La Commissione Europea ha proposto al Consiglio e al Parlamento UE l’adozione di un programma per l’attuazione di un nuovo modello di “economia circolare”, progetto già promosso a livello mondiale in seno all’ONU, ma che stenta a decollare in modo definitivo e vincolante. Numerose le resistenze, soprattutto di quei paesi ancora legati ad una economia di tipo “lineare” (tradizionale).
In questo ambito, l’Italia, nonostante ritardi e gap che ne contraddistinguono il territorio, si pone ai primi posti nella circolarità della produzione rispetto alle prime cinque economie europee.
Che cosa significa “economia circolare”?
Non si tratta del solito tema dell’ecologia e della biodiversità, ma di un modello industriale di produzione che, senza rinunciare ai processi di estrazione e di trasformazione delle materie prime, parte dal presupposto che nulla deve essere sprecato e abbandonato come scarto. L’economia circolare è un’economia concepita per rigenerarsi da sola, dove le materie usate non vengono collocate in discarica come rifiuti, ma da ogni risorsa si cerca di trarre il massimo, reimmettendola nel ciclo produttivo per un nuovo impiego.
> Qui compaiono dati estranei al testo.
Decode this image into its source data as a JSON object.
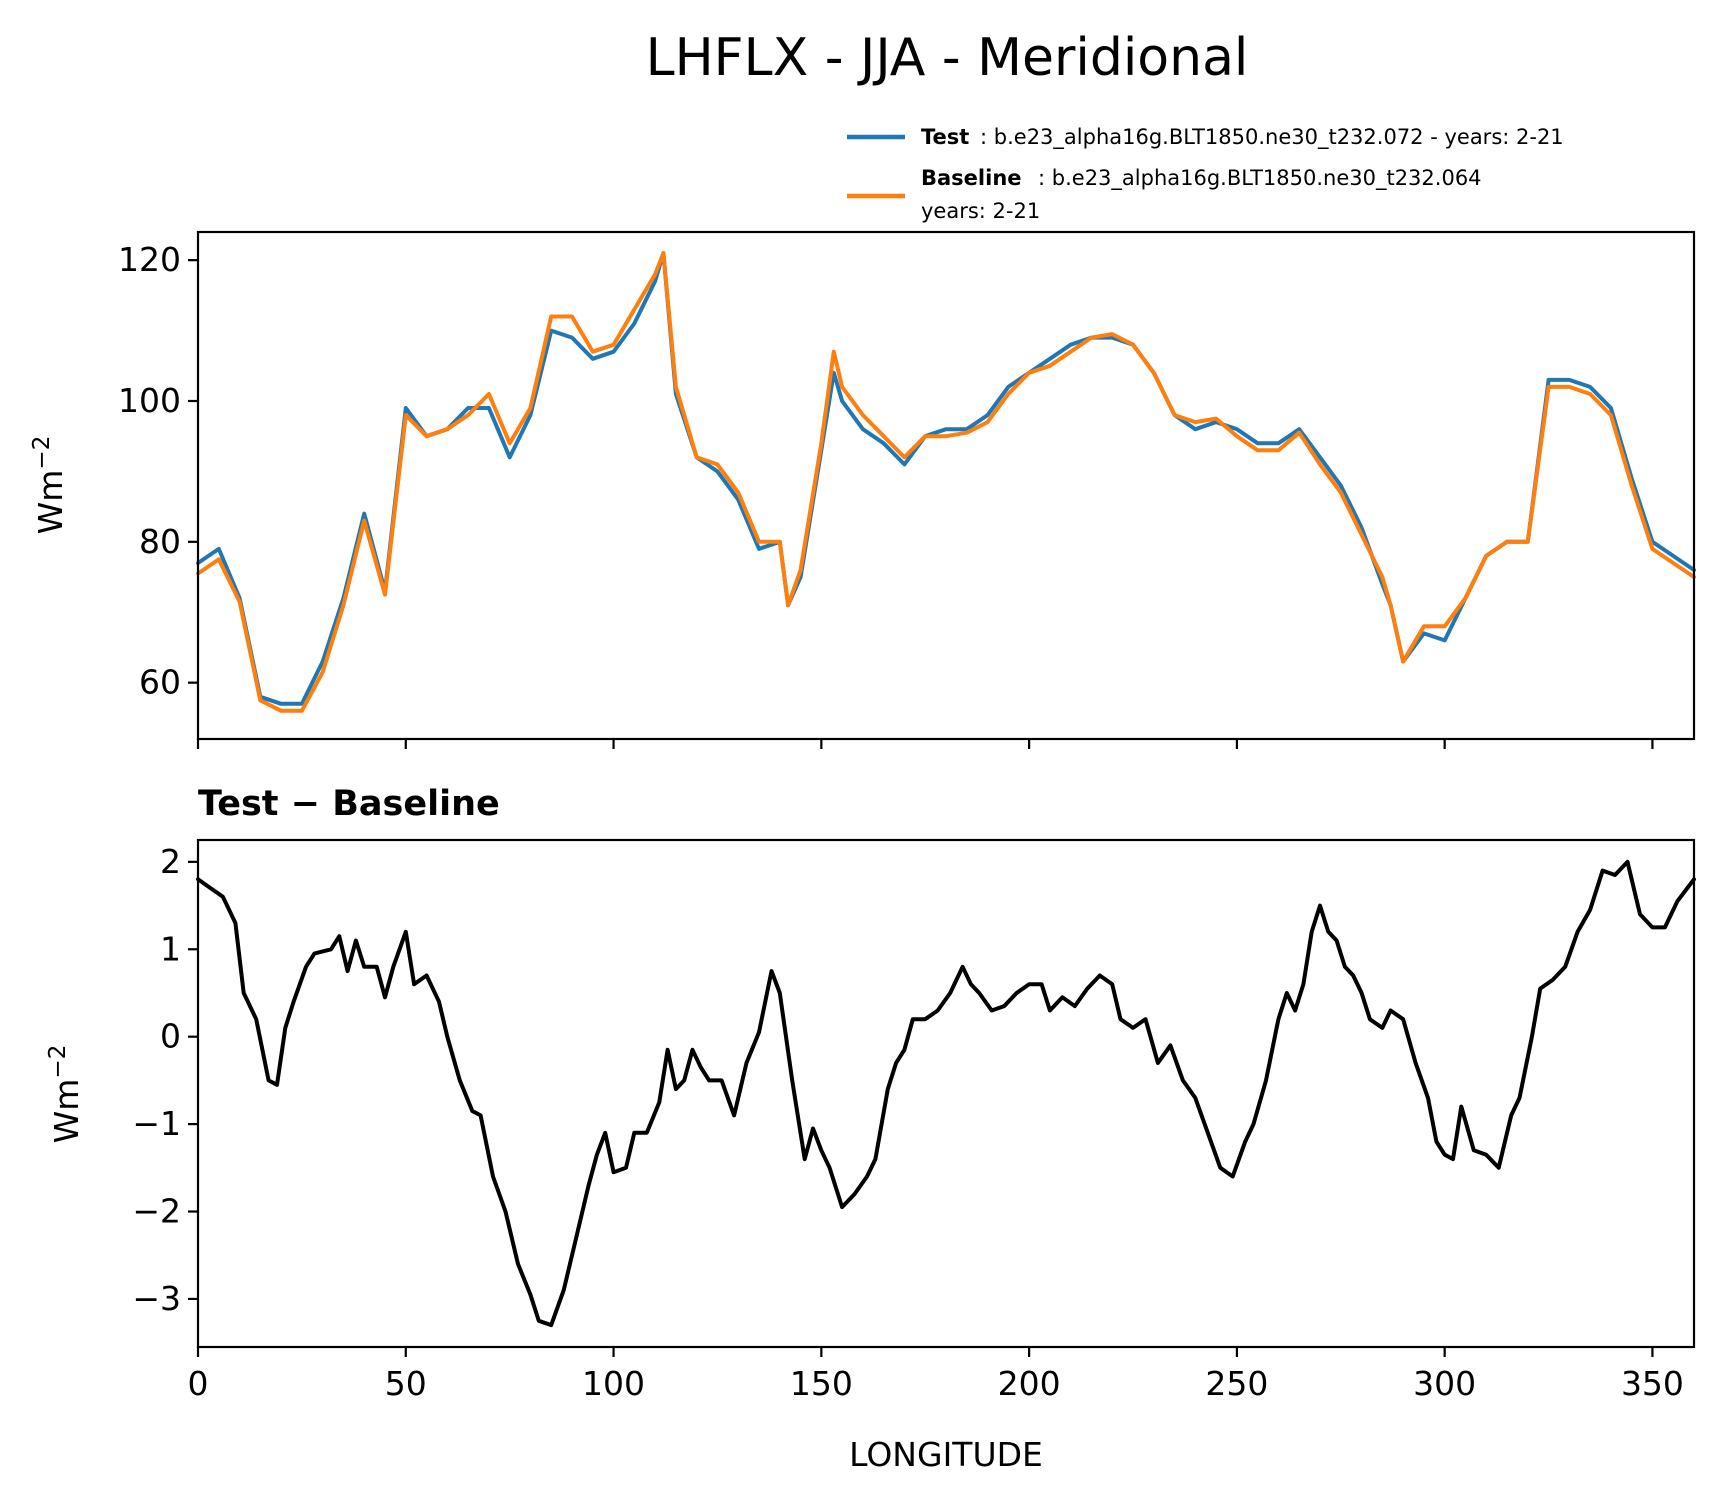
{
  "chart_data": [
    {
      "type": "line",
      "title": "LHFLX - JJA - Meridional",
      "ylabel": "Wm",
      "ylabel_sup": "−2",
      "xlim": [
        0,
        360
      ],
      "ylim": [
        52,
        124
      ],
      "xticks": [
        0,
        50,
        100,
        150,
        200,
        250,
        300,
        350
      ],
      "yticks": [
        60,
        80,
        100,
        120
      ],
      "legend": {
        "position": "top-right",
        "entries": [
          {
            "name": "Test",
            "label": "b.e23_alpha16g.BLT1850.ne30_t232.072 - years: 2-21",
            "color": "#1f77b4"
          },
          {
            "name": "Baseline",
            "label": "b.e23_alpha16g.BLT1850.ne30_t232.064",
            "label2": "years: 2-21",
            "color": "#ff7f0e"
          }
        ]
      },
      "x": [
        0,
        5,
        10,
        15,
        20,
        25,
        30,
        35,
        40,
        45,
        50,
        55,
        60,
        65,
        70,
        75,
        80,
        85,
        90,
        95,
        100,
        105,
        110,
        112,
        115,
        120,
        125,
        130,
        135,
        140,
        142,
        145,
        150,
        153,
        155,
        160,
        165,
        170,
        175,
        180,
        185,
        190,
        195,
        200,
        205,
        210,
        215,
        220,
        225,
        230,
        235,
        240,
        245,
        250,
        255,
        260,
        265,
        270,
        275,
        280,
        285,
        287,
        290,
        295,
        300,
        305,
        310,
        315,
        320,
        325,
        330,
        335,
        340,
        345,
        350,
        355,
        360
      ],
      "series": [
        {
          "name": "Test",
          "color": "#1f77b4",
          "values": [
            77,
            79,
            72,
            58,
            57,
            57,
            63,
            72,
            84,
            73,
            99,
            95,
            96,
            99,
            99,
            92,
            98,
            110,
            109,
            106,
            107,
            111,
            117,
            121,
            101,
            92,
            90,
            86,
            79,
            80,
            71,
            75,
            93,
            104,
            100,
            96,
            94,
            91,
            95,
            96,
            96,
            98,
            102,
            104,
            106,
            108,
            109,
            109,
            108,
            104,
            98,
            96,
            97,
            96,
            94,
            94,
            96,
            92,
            88,
            82,
            74,
            71,
            63,
            67,
            66,
            72,
            78,
            80,
            80,
            103,
            103,
            102,
            99,
            89,
            80,
            78,
            76
          ]
        },
        {
          "name": "Baseline",
          "color": "#ff7f0e",
          "values": [
            75.5,
            77.5,
            71.5,
            57.5,
            56,
            56,
            61.5,
            71,
            83,
            72.5,
            98,
            95,
            96,
            98,
            101,
            94,
            99,
            112,
            112,
            107,
            108,
            113,
            118,
            121,
            102,
            92,
            91,
            87,
            80,
            80,
            71,
            76,
            94,
            107,
            102,
            98,
            95,
            92,
            95,
            95,
            95.5,
            97,
            101,
            104,
            105,
            107,
            109,
            109.5,
            108,
            104,
            98,
            97,
            97.5,
            95,
            93,
            93,
            95.5,
            91,
            87,
            81,
            75,
            71,
            63,
            68,
            68,
            72,
            78,
            80,
            80,
            102,
            102,
            101,
            98,
            88,
            79,
            77,
            75
          ]
        }
      ]
    },
    {
      "type": "line",
      "title": "Test − Baseline",
      "xlabel": "LONGITUDE",
      "ylabel": "Wm",
      "ylabel_sup": "−2",
      "xlim": [
        0,
        360
      ],
      "ylim": [
        -3.55,
        2.25
      ],
      "xticks": [
        0,
        50,
        100,
        150,
        200,
        250,
        300,
        350
      ],
      "xticklabels": [
        "0",
        "50",
        "100",
        "150",
        "200",
        "250",
        "300",
        "350"
      ],
      "yticks": [
        -3,
        -2,
        -1,
        0,
        1,
        2
      ],
      "yticklabels": [
        "−3",
        "−2",
        "−1",
        "0",
        "1",
        "2"
      ],
      "series": [
        {
          "name": "difference",
          "color": "#000000",
          "values": [
            [
              0,
              1.8
            ],
            [
              3,
              1.7
            ],
            [
              6,
              1.6
            ],
            [
              9,
              1.3
            ],
            [
              11,
              0.5
            ],
            [
              14,
              0.2
            ],
            [
              17,
              -0.5
            ],
            [
              19,
              -0.55
            ],
            [
              21,
              0.1
            ],
            [
              23,
              0.4
            ],
            [
              26,
              0.8
            ],
            [
              28,
              0.95
            ],
            [
              32,
              1.0
            ],
            [
              34,
              1.15
            ],
            [
              36,
              0.75
            ],
            [
              38,
              1.1
            ],
            [
              40,
              0.8
            ],
            [
              43,
              0.8
            ],
            [
              45,
              0.45
            ],
            [
              47,
              0.8
            ],
            [
              50,
              1.2
            ],
            [
              52,
              0.6
            ],
            [
              55,
              0.7
            ],
            [
              58,
              0.4
            ],
            [
              60,
              0.0
            ],
            [
              63,
              -0.5
            ],
            [
              66,
              -0.85
            ],
            [
              68,
              -0.9
            ],
            [
              71,
              -1.6
            ],
            [
              74,
              -2.0
            ],
            [
              77,
              -2.6
            ],
            [
              80,
              -2.95
            ],
            [
              82,
              -3.25
            ],
            [
              85,
              -3.3
            ],
            [
              88,
              -2.9
            ],
            [
              91,
              -2.3
            ],
            [
              94,
              -1.7
            ],
            [
              96,
              -1.35
            ],
            [
              98,
              -1.1
            ],
            [
              100,
              -1.55
            ],
            [
              103,
              -1.5
            ],
            [
              105,
              -1.1
            ],
            [
              108,
              -1.1
            ],
            [
              111,
              -0.75
            ],
            [
              113,
              -0.15
            ],
            [
              115,
              -0.6
            ],
            [
              117,
              -0.5
            ],
            [
              119,
              -0.15
            ],
            [
              121,
              -0.35
            ],
            [
              123,
              -0.5
            ],
            [
              126,
              -0.5
            ],
            [
              129,
              -0.9
            ],
            [
              132,
              -0.3
            ],
            [
              135,
              0.05
            ],
            [
              138,
              0.75
            ],
            [
              140,
              0.5
            ],
            [
              143,
              -0.5
            ],
            [
              146,
              -1.4
            ],
            [
              148,
              -1.05
            ],
            [
              150,
              -1.3
            ],
            [
              152,
              -1.5
            ],
            [
              155,
              -1.95
            ],
            [
              158,
              -1.8
            ],
            [
              161,
              -1.6
            ],
            [
              163,
              -1.4
            ],
            [
              166,
              -0.6
            ],
            [
              168,
              -0.3
            ],
            [
              170,
              -0.15
            ],
            [
              172,
              0.2
            ],
            [
              175,
              0.2
            ],
            [
              178,
              0.3
            ],
            [
              181,
              0.5
            ],
            [
              184,
              0.8
            ],
            [
              186,
              0.6
            ],
            [
              188,
              0.5
            ],
            [
              191,
              0.3
            ],
            [
              194,
              0.35
            ],
            [
              197,
              0.5
            ],
            [
              200,
              0.6
            ],
            [
              203,
              0.6
            ],
            [
              205,
              0.3
            ],
            [
              208,
              0.45
            ],
            [
              211,
              0.35
            ],
            [
              214,
              0.55
            ],
            [
              217,
              0.7
            ],
            [
              220,
              0.6
            ],
            [
              222,
              0.2
            ],
            [
              225,
              0.1
            ],
            [
              228,
              0.2
            ],
            [
              231,
              -0.3
            ],
            [
              234,
              -0.1
            ],
            [
              237,
              -0.5
            ],
            [
              240,
              -0.7
            ],
            [
              243,
              -1.1
            ],
            [
              246,
              -1.5
            ],
            [
              249,
              -1.6
            ],
            [
              252,
              -1.2
            ],
            [
              254,
              -1.0
            ],
            [
              257,
              -0.5
            ],
            [
              260,
              0.2
            ],
            [
              262,
              0.5
            ],
            [
              264,
              0.3
            ],
            [
              266,
              0.6
            ],
            [
              268,
              1.2
            ],
            [
              270,
              1.5
            ],
            [
              272,
              1.2
            ],
            [
              274,
              1.1
            ],
            [
              276,
              0.8
            ],
            [
              278,
              0.7
            ],
            [
              280,
              0.5
            ],
            [
              282,
              0.2
            ],
            [
              285,
              0.1
            ],
            [
              287,
              0.3
            ],
            [
              290,
              0.2
            ],
            [
              293,
              -0.3
            ],
            [
              296,
              -0.7
            ],
            [
              298,
              -1.2
            ],
            [
              300,
              -1.35
            ],
            [
              302,
              -1.4
            ],
            [
              304,
              -0.8
            ],
            [
              307,
              -1.3
            ],
            [
              310,
              -1.35
            ],
            [
              313,
              -1.5
            ],
            [
              316,
              -0.9
            ],
            [
              318,
              -0.7
            ],
            [
              321,
              0.0
            ],
            [
              323,
              0.55
            ],
            [
              326,
              0.65
            ],
            [
              329,
              0.8
            ],
            [
              332,
              1.2
            ],
            [
              335,
              1.45
            ],
            [
              338,
              1.9
            ],
            [
              341,
              1.85
            ],
            [
              344,
              2.0
            ],
            [
              347,
              1.4
            ],
            [
              350,
              1.25
            ],
            [
              353,
              1.25
            ],
            [
              356,
              1.55
            ],
            [
              360,
              1.8
            ]
          ]
        }
      ]
    }
  ]
}
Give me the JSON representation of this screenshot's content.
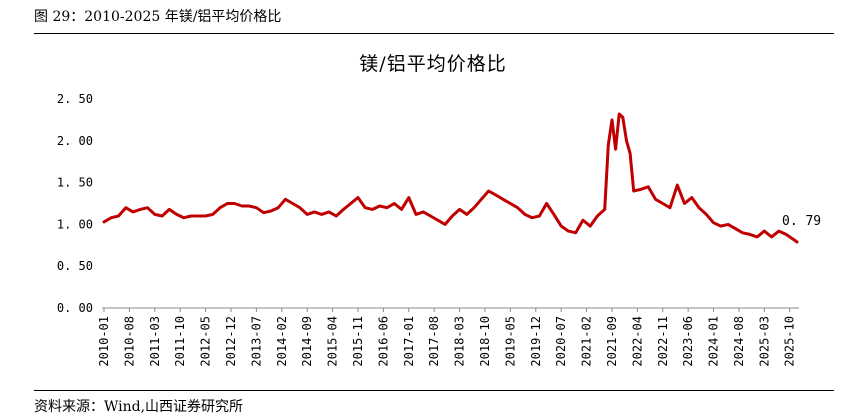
{
  "figure": {
    "caption": "图 29：2010-2025 年镁/铝平均价格比",
    "source": "资料来源：Wind,山西证券研究所"
  },
  "chart_data": {
    "type": "line",
    "title": "镁/铝平均价格比",
    "xlabel": "",
    "ylabel": "",
    "ylim": [
      0,
      2.5
    ],
    "y_ticks": [
      "0. 00",
      "0. 50",
      "1. 00",
      "1. 50",
      "2. 00",
      "2. 50"
    ],
    "grid": false,
    "legend": "none",
    "color": "#c00000",
    "x_tick_labels": [
      "2010-01",
      "2010-08",
      "2011-03",
      "2011-10",
      "2012-05",
      "2012-12",
      "2013-07",
      "2014-02",
      "2014-09",
      "2015-04",
      "2015-11",
      "2016-06",
      "2017-01",
      "2017-08",
      "2018-03",
      "2018-10",
      "2019-05",
      "2019-12",
      "2020-07",
      "2021-02",
      "2021-09",
      "2022-04",
      "2022-11",
      "2023-06",
      "2024-01",
      "2024-08",
      "2025-03",
      "2025-10"
    ],
    "end_label": "0. 79",
    "series": [
      {
        "x": [
          "2010-01",
          "2010-03",
          "2010-05",
          "2010-07",
          "2010-09",
          "2010-11",
          "2011-01",
          "2011-03",
          "2011-05",
          "2011-07",
          "2011-09",
          "2011-11",
          "2012-01",
          "2012-03",
          "2012-05",
          "2012-07",
          "2012-09",
          "2012-11",
          "2013-01",
          "2013-03",
          "2013-05",
          "2013-07",
          "2013-09",
          "2013-11",
          "2014-01",
          "2014-03",
          "2014-05",
          "2014-07",
          "2014-09",
          "2014-11",
          "2015-01",
          "2015-03",
          "2015-05",
          "2015-07",
          "2015-09",
          "2015-11",
          "2016-01",
          "2016-03",
          "2016-05",
          "2016-07",
          "2016-09",
          "2016-11",
          "2017-01",
          "2017-03",
          "2017-05",
          "2017-07",
          "2017-09",
          "2017-11",
          "2018-01",
          "2018-03",
          "2018-05",
          "2018-07",
          "2018-09",
          "2018-11",
          "2019-01",
          "2019-03",
          "2019-05",
          "2019-07",
          "2019-09",
          "2019-11",
          "2020-01",
          "2020-03",
          "2020-05",
          "2020-07",
          "2020-09",
          "2020-11",
          "2021-01",
          "2021-03",
          "2021-05",
          "2021-07",
          "2021-08",
          "2021-09",
          "2021-10",
          "2021-11",
          "2021-12",
          "2022-01",
          "2022-02",
          "2022-03",
          "2022-05",
          "2022-07",
          "2022-09",
          "2022-11",
          "2023-01",
          "2023-03",
          "2023-05",
          "2023-07",
          "2023-09",
          "2023-11",
          "2024-01",
          "2024-03",
          "2024-05",
          "2024-07",
          "2024-09",
          "2024-11",
          "2025-01",
          "2025-03",
          "2025-05",
          "2025-07",
          "2025-09",
          "2025-10",
          "2025-11",
          "2025-12"
        ],
        "values": [
          1.03,
          1.08,
          1.1,
          1.2,
          1.15,
          1.18,
          1.2,
          1.12,
          1.1,
          1.18,
          1.12,
          1.08,
          1.1,
          1.1,
          1.1,
          1.12,
          1.2,
          1.25,
          1.25,
          1.22,
          1.22,
          1.2,
          1.14,
          1.16,
          1.2,
          1.3,
          1.25,
          1.2,
          1.12,
          1.15,
          1.12,
          1.15,
          1.1,
          1.18,
          1.25,
          1.32,
          1.2,
          1.18,
          1.22,
          1.2,
          1.25,
          1.18,
          1.32,
          1.12,
          1.15,
          1.1,
          1.05,
          1.0,
          1.1,
          1.18,
          1.12,
          1.2,
          1.3,
          1.4,
          1.35,
          1.3,
          1.25,
          1.2,
          1.12,
          1.08,
          1.1,
          1.25,
          1.12,
          0.98,
          0.92,
          0.9,
          1.05,
          0.98,
          1.1,
          1.18,
          1.95,
          2.25,
          1.9,
          2.32,
          2.28,
          2.0,
          1.85,
          1.4,
          1.42,
          1.45,
          1.3,
          1.25,
          1.2,
          1.47,
          1.25,
          1.32,
          1.2,
          1.12,
          1.02,
          0.98,
          1.0,
          0.95,
          0.9,
          0.88,
          0.85,
          0.92,
          0.85,
          0.92,
          0.88,
          0.85,
          0.82,
          0.79
        ]
      }
    ]
  }
}
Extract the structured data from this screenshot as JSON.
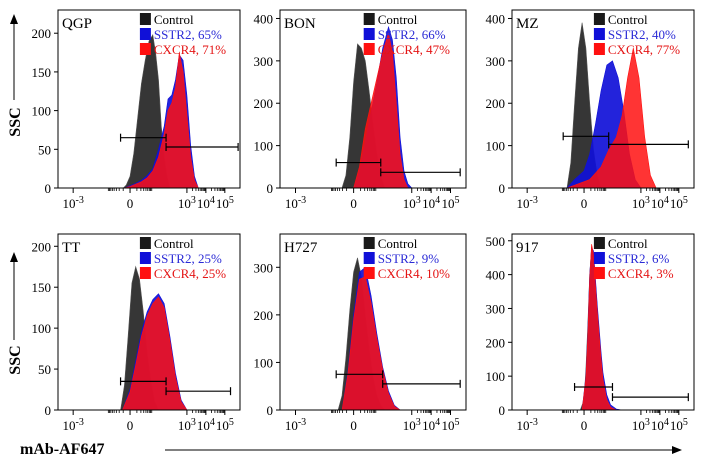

Si tratta, quindi, di una grande ruota, un cerchio appunto, in cui ogni fase trova il proprio completamento nell’altra, ogni step è la premessa per lo step successivo.
La rivoluzione industriale del Settecento ci ha accompagnati fino al Ventunesimo secolo con un modello di produzione “lineare”: un inizio, una fine, un punto, uno stop, dalla materia al rifiuto, nessuna possibilità di recupero o di riciclo. In un sistema a combustione di massa, questa tipologia di progettazione e produzione comporta un grande consumo e spreco di risorse poiché ogni volta la catena industriale deve ricominciare daccapo.
L’obiettivo dell’economia circolare è quello di cambiare e migliorare il modo in cui produciamo le cose, aumentando il tasso di riciclo delle materie prime e ponendo al centro della filiera produttiva la sostenibilità del sistema. In un “contesto circolare”, non ci sono prodotti di scarto e le materie impiegate vengono costantemente riutilizzate.
In Italia, ad esempio, ogni chilogrammo di materia consumata genera 3 Euro di PIL contro una media europea di 2,24 Euro/kg.
I rifiuti di qualcuno, diventano risorse per qualcun altro.
Come detto, per il momento, sono solo proposte della Commissione Europea, al vaglio del Consiglio e del Parlamento, ma l’obiettivo per il periodo 2025-2030 sarebbe quello:
- del riciclaggio del 70% dei rifiuti urbani;
- del riciclaggio dell’80% degli imballaggi delle merci;
- della creazione di nuovi posti di lavoro; se ne stimano solo in Europa 580.000.
Com’è fatto un prodotto “circolare”?
Si tratta di un interrogativo sbagliato: in un sistema economico circolare, al centro del sistema di produzione non si colloca tanto il prodotto o la proprietà, ma la funzione e l’utilizzo (o riutilizzo) del bene. Un esempio? L’elettrodomestico. Non più elettrodomestici usa e getta come ci siamo abituati a vedere negli ultimi anni, ma beni durevoli riparabili e, al termine del loro ciclo vita, smontabili nelle diverse parti componenti e assemblabili ex novo in nuovi prodotti.
Che cosa provocherebbe l’economia circolare?
- Il risparmio sui costi di produzione: il valore aggiunto in alcuni settori qualificanti per l’economia circolare in Italia è stato nel 2016 di 18.020 miliardi di Euro, l’1,07% del PIL*.
- L’acquisizione per le imprese di un vantaggio competitivo: mediamente, in Italia, un’impresa della riparazione genera un valore annuo di quasi 92.000 Euro.
- Il prolungamento dell’uso produttivo dei materiali e l’aumento della loro efficienza: si stima che l’inquinamento atmosferico abbia un costo economico pari al 3,3% del PIL mondiale*.
- La riduzione dell’inquinamento atmosferico: si stima che l’inquinamento abbia un costo economico pari al 3,3% del PIL mondiale**.
- La cessazione della qualifica di rifiuto (“End of Waste”): la produzione complessiva di rifiuti raggiunge in Italia il valore del 22,7% contro una media europea del 12,8%**.
Come si può ben comprendere, non è solo un tema di uso di energie rinnovabili o di miglioramento dell’efficienza energetica, ma di sviluppo di un’economia capace di sostenere le sfide climatiche, ecologiche e sociali, senza rinunciare ad accrescere la competitività delle imprese.
* Fonte: “Rapporto sull’Economia Circolare in Italia”, 2019, Enea.
** Fonte: “Center for research on energy and clean air”.